We are talking a lot about Big Data these days. The Person of Interest show reveals a what-if scenario for the good and bad in harnessing Big Data. But, in addition to the TV show, the concepts of Big Data highlight two discussion points. First, with reference to Gelernter’s Mirror Worlds and the concept of LifeStreams, it seems that the cornerstone of this concept will be the harnessing of Big Data. By “harnessing” I mean the software intelligence necessary to collate and correlate your personal, professional, private, public and social information in a manner that is relevant and contextual as needed. Not just from a PC or a tablet, but from a myriad of devices that over time have more intelligence incorporated into their existing objects (back to the Internet of Things). Obviously this requires more intelligence “printed” on to more objects (see previous post for a crazy idea), but the Person of Interest show begins to give you a sense for how that might naturally evolve.
Second, In a recent forum, I suggested that the “cloud” that everyone is talking about is not the end game in and of itself. Yes, it drives down IT costs. Yes, it creates agility for corporations. But that is just the beginning. The cloud is that aggregator of chunks of big data, borne from the internet of things, that once intelligently harnessed can – potentially – become the breeding ground for the next wave of technology induced economic growth.

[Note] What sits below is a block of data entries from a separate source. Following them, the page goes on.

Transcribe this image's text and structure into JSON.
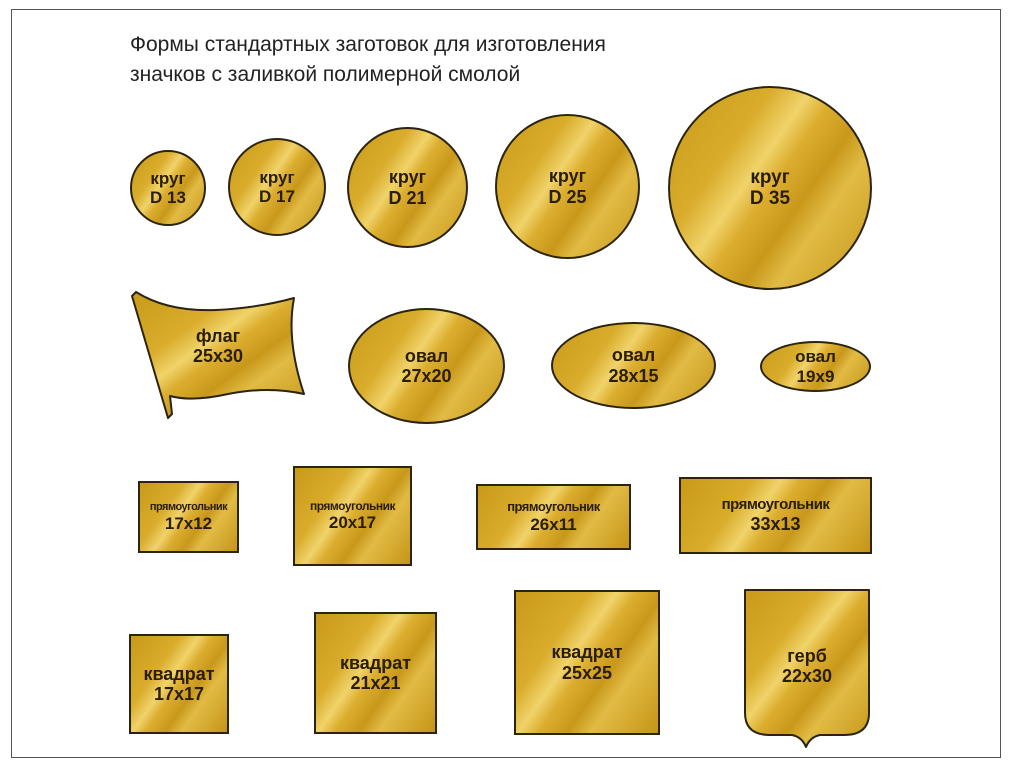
{
  "title": {
    "line1": "Формы стандартных заготовок для изготовления",
    "line2": "значков с заливкой полимерной смолой"
  },
  "colors": {
    "gold": "#d4a52a",
    "outline": "#2a2410",
    "text": "#2a1d05"
  },
  "circles": [
    {
      "name": "круг",
      "size": "D 13"
    },
    {
      "name": "круг",
      "size": "D 17"
    },
    {
      "name": "круг",
      "size": "D 21"
    },
    {
      "name": "круг",
      "size": "D 25"
    },
    {
      "name": "круг",
      "size": "D 35"
    }
  ],
  "flag": {
    "name": "флаг",
    "size": "25x30"
  },
  "ovals": [
    {
      "name": "овал",
      "size": "27x20"
    },
    {
      "name": "овал",
      "size": "28x15"
    },
    {
      "name": "овал",
      "size": "19x9"
    }
  ],
  "rectangles": [
    {
      "name": "прямоугольник",
      "size": "17x12"
    },
    {
      "name": "прямоугольник",
      "size": "20x17"
    },
    {
      "name": "прямоугольник",
      "size": "26x11"
    },
    {
      "name": "прямоугольник",
      "size": "33x13"
    }
  ],
  "squares": [
    {
      "name": "квадрат",
      "size": "17x17"
    },
    {
      "name": "квадрат",
      "size": "21x21"
    },
    {
      "name": "квадрат",
      "size": "25x25"
    }
  ],
  "coat_of_arms": {
    "name": "герб",
    "size": "22x30"
  }
}
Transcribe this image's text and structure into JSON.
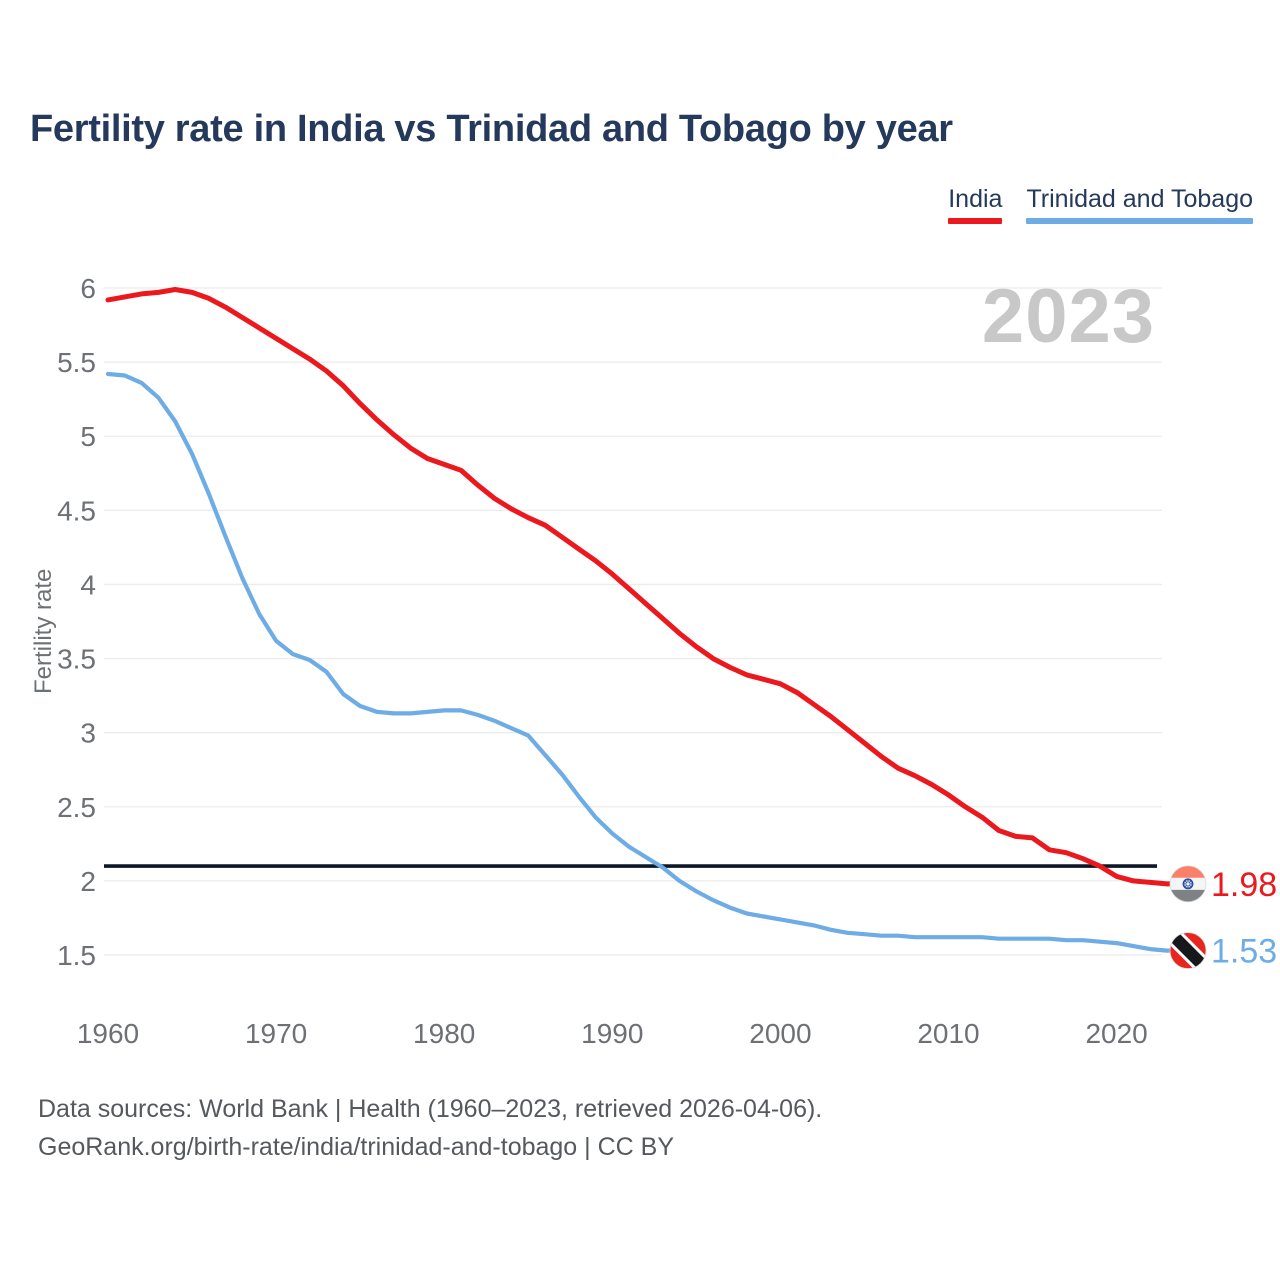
{
  "page": {
    "watermark": "2023"
  },
  "legend": {
    "items": [
      {
        "label": "India",
        "color": "#eb191e"
      },
      {
        "label": "Trinidad and Tobago",
        "color": "#6eace6"
      }
    ]
  },
  "axis": {
    "ylabel": "Fertility rate"
  },
  "footer": {
    "line1": "Data sources: World Bank | Health (1960–2023, retrieved 2026-04-06).",
    "line2": "GeoRank.org/birth-rate/india/trinidad-and-tobago | CC BY"
  },
  "chart_data": {
    "type": "line",
    "title": "Fertility rate in India vs Trinidad and Tobago by year",
    "xlabel": "",
    "ylabel": "Fertility rate",
    "ylim": [
      1.5,
      6
    ],
    "yticks": [
      6,
      5.5,
      5,
      4.5,
      4,
      3.5,
      3,
      2.5,
      2,
      1.5
    ],
    "xticks": [
      1960,
      1970,
      1980,
      1990,
      2000,
      2010,
      2020
    ],
    "x_start": 1960,
    "x_end": 2023,
    "grid": "horizontal",
    "legend_position": "top-right",
    "watermark_year": "2023",
    "reference_line": {
      "value": 2.1,
      "color": "#0e1726"
    },
    "series": [
      {
        "name": "India",
        "color": "#eb191e",
        "end_label": "1.98",
        "flag": "india",
        "x": [
          1960,
          1961,
          1962,
          1963,
          1964,
          1965,
          1966,
          1967,
          1968,
          1969,
          1970,
          1971,
          1972,
          1973,
          1974,
          1975,
          1976,
          1977,
          1978,
          1979,
          1980,
          1981,
          1982,
          1983,
          1984,
          1985,
          1986,
          1987,
          1988,
          1989,
          1990,
          1991,
          1992,
          1993,
          1994,
          1995,
          1996,
          1997,
          1998,
          1999,
          2000,
          2001,
          2002,
          2003,
          2004,
          2005,
          2006,
          2007,
          2008,
          2009,
          2010,
          2011,
          2012,
          2013,
          2014,
          2015,
          2016,
          2017,
          2018,
          2019,
          2020,
          2021,
          2022,
          2023
        ],
        "values": [
          5.92,
          5.94,
          5.96,
          5.97,
          5.99,
          5.97,
          5.93,
          5.87,
          5.8,
          5.73,
          5.66,
          5.59,
          5.52,
          5.44,
          5.34,
          5.22,
          5.11,
          5.01,
          4.92,
          4.85,
          4.81,
          4.77,
          4.67,
          4.58,
          4.51,
          4.45,
          4.4,
          4.32,
          4.24,
          4.16,
          4.07,
          3.97,
          3.87,
          3.77,
          3.67,
          3.58,
          3.5,
          3.44,
          3.39,
          3.36,
          3.33,
          3.27,
          3.19,
          3.11,
          3.02,
          2.93,
          2.84,
          2.76,
          2.71,
          2.65,
          2.58,
          2.5,
          2.43,
          2.34,
          2.3,
          2.29,
          2.21,
          2.19,
          2.15,
          2.1,
          2.03,
          2.0,
          1.99,
          1.98
        ]
      },
      {
        "name": "Trinidad and Tobago",
        "color": "#6eace6",
        "end_label": "1.53",
        "flag": "trinidad-and-tobago",
        "x": [
          1960,
          1961,
          1962,
          1963,
          1964,
          1965,
          1966,
          1967,
          1968,
          1969,
          1970,
          1971,
          1972,
          1973,
          1974,
          1975,
          1976,
          1977,
          1978,
          1979,
          1980,
          1981,
          1982,
          1983,
          1984,
          1985,
          1986,
          1987,
          1988,
          1989,
          1990,
          1991,
          1992,
          1993,
          1994,
          1995,
          1996,
          1997,
          1998,
          1999,
          2000,
          2001,
          2002,
          2003,
          2004,
          2005,
          2006,
          2007,
          2008,
          2009,
          2010,
          2011,
          2012,
          2013,
          2014,
          2015,
          2016,
          2017,
          2018,
          2019,
          2020,
          2021,
          2022,
          2023
        ],
        "values": [
          5.42,
          5.41,
          5.36,
          5.26,
          5.1,
          4.88,
          4.61,
          4.32,
          4.04,
          3.8,
          3.62,
          3.53,
          3.49,
          3.41,
          3.26,
          3.18,
          3.14,
          3.13,
          3.13,
          3.14,
          3.15,
          3.15,
          3.12,
          3.08,
          3.03,
          2.98,
          2.85,
          2.72,
          2.57,
          2.43,
          2.32,
          2.23,
          2.16,
          2.09,
          2.0,
          1.93,
          1.87,
          1.82,
          1.78,
          1.76,
          1.74,
          1.72,
          1.7,
          1.67,
          1.65,
          1.64,
          1.63,
          1.63,
          1.62,
          1.62,
          1.62,
          1.62,
          1.62,
          1.61,
          1.61,
          1.61,
          1.61,
          1.6,
          1.6,
          1.59,
          1.58,
          1.56,
          1.54,
          1.53
        ]
      }
    ],
    "flag_colors": {
      "india": {
        "top": "#fa8069",
        "middle": "#f4f5f7",
        "bottom": "#7f8285",
        "chakra": "#2b50a1"
      },
      "trinidad_and_tobago": {
        "field": "#e8251e",
        "band": "#17181c",
        "fimbriation": "#ffffff"
      }
    }
  }
}
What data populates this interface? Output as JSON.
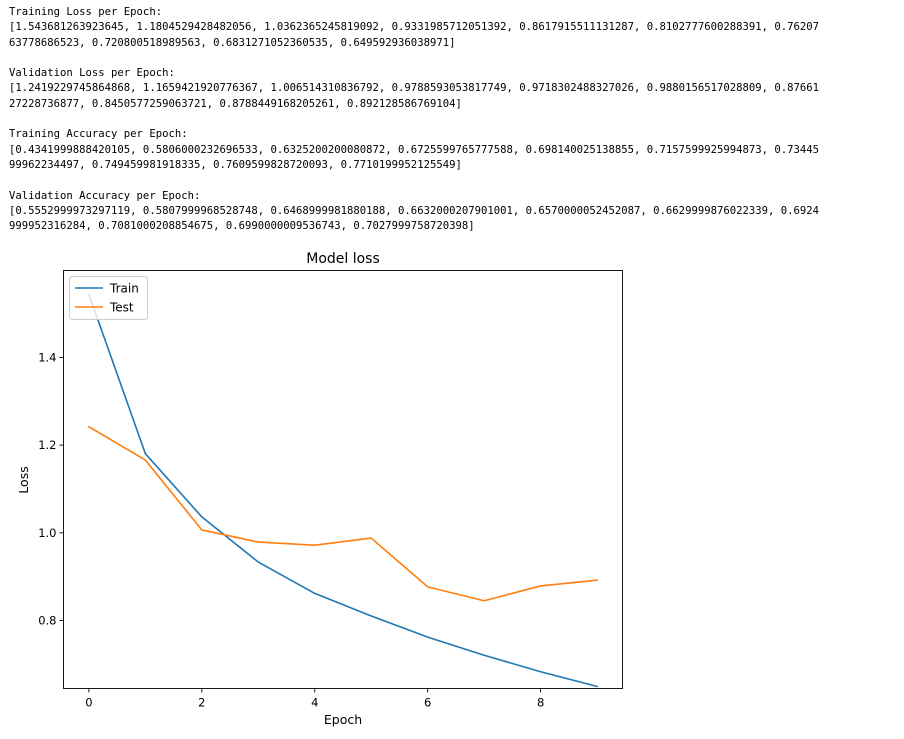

That brings me to the next TV show – Hawaii Five-O. Putting aside for a moment that I cannot comprehend how a police department could afford the technology shown in Hawaii Five-O, the use of surface interface technology is impressive, and intriguing. We know today that most of what they show works. For example there are wine bars in NYC (e.g. Adour) that are using surface technologies today. Moore’s law, among others, will drive down the cost, but why not come from the other direction. Why not take the concept of the tablet today, and apply the technology to more surfaces, not just tables in a wine bar, or conference room tables in a police station. Yes there is a huge opportunity for tablet growth, but I find it intriguing that it appears everyone is “chasing the iPad” rather than leveraging the tablet technologies (hardware and software) into more of the everyday devices that are part of our everyday lives. Perhaps an interim step between today’s tablets and tomorrow’s augmented reality?
So, can Person of Interest and Hawaii Five-O give us a flavor for what Big Data and next gen tablets/surface technologies will be doing for us in the next year or two? Is that where the puck will be in two years, and should we be skating there, instead of where the puck is today?